In dem ZDF-Dokumentarfilm „Roots Germania“ von Mo Asumang, heute nach Mitternacht ausgestrahlt, sah und hörte ich erschütternde Zeugnisse. Unter anderem einige Hasslieder aus der deutsch-nationalistischen Musikszene. In einem Rap wurde einigen bekannten Menschen Mord angedroht. Wie fühlen sich diese Menschen, wenn sie mit dem Tode bedroht werden? Rita Süssmuth antwortet: „Sie haben Angst … sie sind vorsichtiger, wenn sie im Dunkeln um eine Ecke gehen.“ Mir war nicht klar, ob Süssmuth hier von denen sprach, „denen, die Angst haben“, oder von sich selbst … denn auch sie wurde namentlich mit diesen hasserfüllten gegrölten Parolen eingeschüchtert. Dann wurde mir klar: Sie sprach wohl eher von sich selbst, von ihrer eigenen Angst. Ich bewundere Frau Süssmuth schon seit langem für ihre mutigen, klaren, zuversichtlichen Worte. Zum ersten Mal sah ich sie hier, wie sie völlig offen von Angst, mit Angst sprach. Und da wurde mir klar, womit die Extremisten arbeiten: mit Angst. Angst ist ihre Waffe, mehr noch als die Kugeln und die Bomben. Frau Süssmuth hat sich durch ihre Worte erneut als stärker und mutiger denn die Angstmacher erwiesen.
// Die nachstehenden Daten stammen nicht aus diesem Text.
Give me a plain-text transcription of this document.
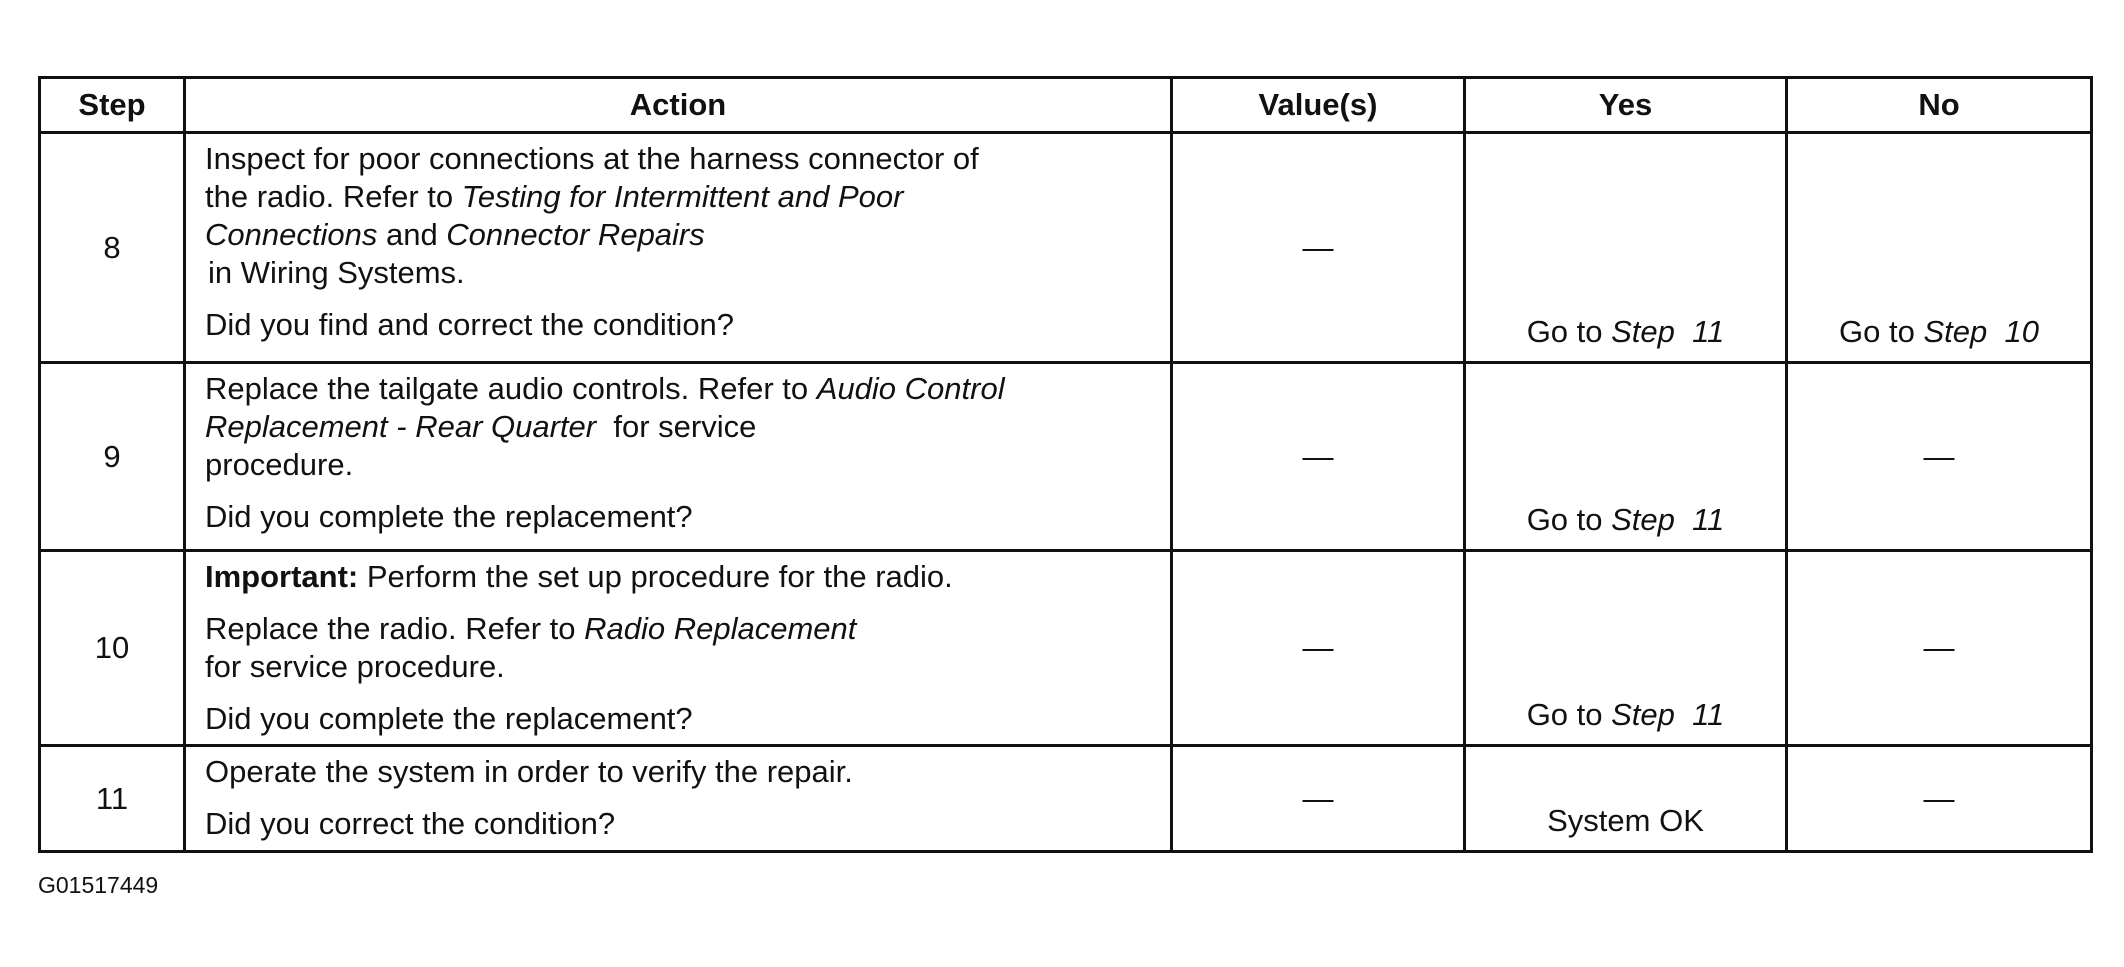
Step	Action	Value(s)	Yes	No
8	Inspect for poor connections at the harness connector of
the radio. Refer to Testing for Intermittent and Poor
Connections and Connector Repairs
in Wiring Systems.
Did you find and correct the condition?	—	Go to Step  11	Go to Step  10
9	Replace the tailgate audio controls. Refer to Audio Control
Replacement - Rear Quarter  for service
procedure.
Did you complete the replacement?	—	Go to Step  11	—
10	Important: Perform the set up procedure for the radio.
Replace the radio. Refer to Radio Replacement
for service procedure.
Did you complete the replacement?	—	Go to Step  11	—
11	Operate the system in order to verify the repair.
Did you correct the condition?	—	System OK	—
G01517449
Der Film von Mo Asumang hätte es verdient, weit früher und weit öfter gezeigt zu werden. Frau Asumang hat einen rechtsradikalen Gewalttäter im Gefängnis besucht und versucht, ein Gespräch mit ihm zu führen. Ich bin begeistert von diesem Mut und von diesem unerschütterlichen Vertrauen in das Wort. Ich teile dieses Vertrauen!